Why Oxbow?#
Most of the tooling for working with data derived from next-generation and emerging DNA sequencing (NGS) assays is tightly coupled to the specialized ways in which NGS data is stored or queried.
The result? Most of the business logic of genomic software is consumed with complex and redundant input/output. Genomic workflows shuffle data through meandering, labor-intensive, and time-consuming transformations, and inevitably evolve into Rube Goldberg machines.
Can we alleviate the friction imposed by the bioinformatic silo? Since most NGS file formats can be modeled as tabular or “relational”, we can take advantage of a modern standard for in-memory representation of tabular data called Arrow. Many popular open-source data libraries today work directly on columnar Arrow representations with zero copying or transformation.
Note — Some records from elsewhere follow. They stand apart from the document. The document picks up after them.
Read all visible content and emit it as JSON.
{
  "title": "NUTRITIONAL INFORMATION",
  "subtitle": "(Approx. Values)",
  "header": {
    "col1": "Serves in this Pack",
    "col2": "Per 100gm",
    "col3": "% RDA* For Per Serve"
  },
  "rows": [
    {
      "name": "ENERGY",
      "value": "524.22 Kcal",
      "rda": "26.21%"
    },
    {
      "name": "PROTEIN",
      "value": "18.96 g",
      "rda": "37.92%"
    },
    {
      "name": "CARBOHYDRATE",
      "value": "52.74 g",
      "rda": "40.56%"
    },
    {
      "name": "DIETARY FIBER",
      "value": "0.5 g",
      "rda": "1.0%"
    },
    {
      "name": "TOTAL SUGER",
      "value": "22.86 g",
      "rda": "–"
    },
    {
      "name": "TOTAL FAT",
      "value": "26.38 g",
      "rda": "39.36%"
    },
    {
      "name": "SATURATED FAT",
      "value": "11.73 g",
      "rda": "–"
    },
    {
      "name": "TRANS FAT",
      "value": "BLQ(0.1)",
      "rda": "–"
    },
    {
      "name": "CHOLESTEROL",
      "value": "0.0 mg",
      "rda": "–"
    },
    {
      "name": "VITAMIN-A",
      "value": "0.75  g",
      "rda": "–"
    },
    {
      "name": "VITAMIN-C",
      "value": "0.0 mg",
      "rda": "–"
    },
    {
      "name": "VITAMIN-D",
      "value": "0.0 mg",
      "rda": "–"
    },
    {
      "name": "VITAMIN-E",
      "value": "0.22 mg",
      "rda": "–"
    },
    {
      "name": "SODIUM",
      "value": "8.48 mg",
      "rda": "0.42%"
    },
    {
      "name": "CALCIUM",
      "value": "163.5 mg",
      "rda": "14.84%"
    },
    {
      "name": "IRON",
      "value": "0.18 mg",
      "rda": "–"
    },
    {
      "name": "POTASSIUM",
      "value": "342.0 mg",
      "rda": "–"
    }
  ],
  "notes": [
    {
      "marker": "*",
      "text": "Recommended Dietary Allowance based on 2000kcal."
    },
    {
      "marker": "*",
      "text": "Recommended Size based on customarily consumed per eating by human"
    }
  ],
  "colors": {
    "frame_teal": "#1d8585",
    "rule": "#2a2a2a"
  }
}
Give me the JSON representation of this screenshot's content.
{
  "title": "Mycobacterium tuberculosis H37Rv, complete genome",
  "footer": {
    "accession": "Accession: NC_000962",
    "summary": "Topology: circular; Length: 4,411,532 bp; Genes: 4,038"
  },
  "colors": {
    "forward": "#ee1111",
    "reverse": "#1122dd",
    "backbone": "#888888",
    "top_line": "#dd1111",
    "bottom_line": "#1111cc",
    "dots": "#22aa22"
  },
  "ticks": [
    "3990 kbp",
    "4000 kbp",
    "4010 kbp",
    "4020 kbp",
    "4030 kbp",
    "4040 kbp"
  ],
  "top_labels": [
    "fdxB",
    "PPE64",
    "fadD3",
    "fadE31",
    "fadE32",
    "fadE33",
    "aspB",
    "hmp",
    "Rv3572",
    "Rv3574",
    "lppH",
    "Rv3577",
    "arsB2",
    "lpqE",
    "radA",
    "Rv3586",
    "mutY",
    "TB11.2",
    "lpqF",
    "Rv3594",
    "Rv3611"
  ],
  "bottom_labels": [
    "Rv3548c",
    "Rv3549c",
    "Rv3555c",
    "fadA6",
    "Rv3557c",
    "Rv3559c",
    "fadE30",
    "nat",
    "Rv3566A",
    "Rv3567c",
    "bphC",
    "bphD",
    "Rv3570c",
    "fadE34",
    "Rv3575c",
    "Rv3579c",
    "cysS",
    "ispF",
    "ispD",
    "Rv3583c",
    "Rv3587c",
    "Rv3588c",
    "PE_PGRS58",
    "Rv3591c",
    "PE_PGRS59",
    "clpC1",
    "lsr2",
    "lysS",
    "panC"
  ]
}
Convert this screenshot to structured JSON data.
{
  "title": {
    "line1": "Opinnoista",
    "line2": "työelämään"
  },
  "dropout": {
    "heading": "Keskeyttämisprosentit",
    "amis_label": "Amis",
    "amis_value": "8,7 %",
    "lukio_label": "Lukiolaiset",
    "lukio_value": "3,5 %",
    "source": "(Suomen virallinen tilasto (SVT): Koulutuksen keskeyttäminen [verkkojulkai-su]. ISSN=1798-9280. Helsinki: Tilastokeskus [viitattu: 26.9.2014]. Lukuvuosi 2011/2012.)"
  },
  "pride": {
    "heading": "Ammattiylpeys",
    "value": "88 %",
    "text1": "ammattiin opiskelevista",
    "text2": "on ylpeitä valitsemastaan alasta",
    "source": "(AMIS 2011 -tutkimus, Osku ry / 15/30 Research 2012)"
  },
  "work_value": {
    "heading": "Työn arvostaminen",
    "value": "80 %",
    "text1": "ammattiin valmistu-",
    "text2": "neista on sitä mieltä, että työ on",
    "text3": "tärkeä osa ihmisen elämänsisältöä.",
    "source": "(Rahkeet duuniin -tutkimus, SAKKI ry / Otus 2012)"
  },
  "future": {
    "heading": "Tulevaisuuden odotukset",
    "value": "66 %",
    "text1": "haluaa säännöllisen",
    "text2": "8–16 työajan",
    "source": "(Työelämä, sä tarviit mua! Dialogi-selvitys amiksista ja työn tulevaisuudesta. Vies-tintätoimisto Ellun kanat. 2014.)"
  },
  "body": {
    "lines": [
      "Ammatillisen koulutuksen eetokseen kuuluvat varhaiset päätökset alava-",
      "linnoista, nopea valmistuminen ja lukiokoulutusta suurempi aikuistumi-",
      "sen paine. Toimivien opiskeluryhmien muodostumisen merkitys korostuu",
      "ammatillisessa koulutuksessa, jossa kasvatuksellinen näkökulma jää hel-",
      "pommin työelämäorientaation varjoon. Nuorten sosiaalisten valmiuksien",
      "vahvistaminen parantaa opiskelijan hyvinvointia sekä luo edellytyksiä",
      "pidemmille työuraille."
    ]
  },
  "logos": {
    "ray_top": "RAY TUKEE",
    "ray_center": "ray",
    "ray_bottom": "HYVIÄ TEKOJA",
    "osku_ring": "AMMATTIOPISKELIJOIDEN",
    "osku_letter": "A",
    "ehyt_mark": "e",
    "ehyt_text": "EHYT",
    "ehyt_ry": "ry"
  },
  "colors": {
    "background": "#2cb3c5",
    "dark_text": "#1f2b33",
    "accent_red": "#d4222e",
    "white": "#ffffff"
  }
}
The goal of Oxbow is to efficiently and flexibly translate streams of records from conventional NGS files into Arrow representations on demand. The wide adoption and interoperability of Arrow means that Oxbow makes NGS data accessible to a growing array of downstream, general-purpose and interchangeable data technologies, as opposed to bioinformatics toolsuites designed around a specific file format. Furthermore, Oxbow lets you easily apply these technologies to datasets that may be much larger than memory, for example, by using streaming, lazy evaluation, or distributed computing.
The main aspiration of the project is to help bring genomics into the composable data systems fold.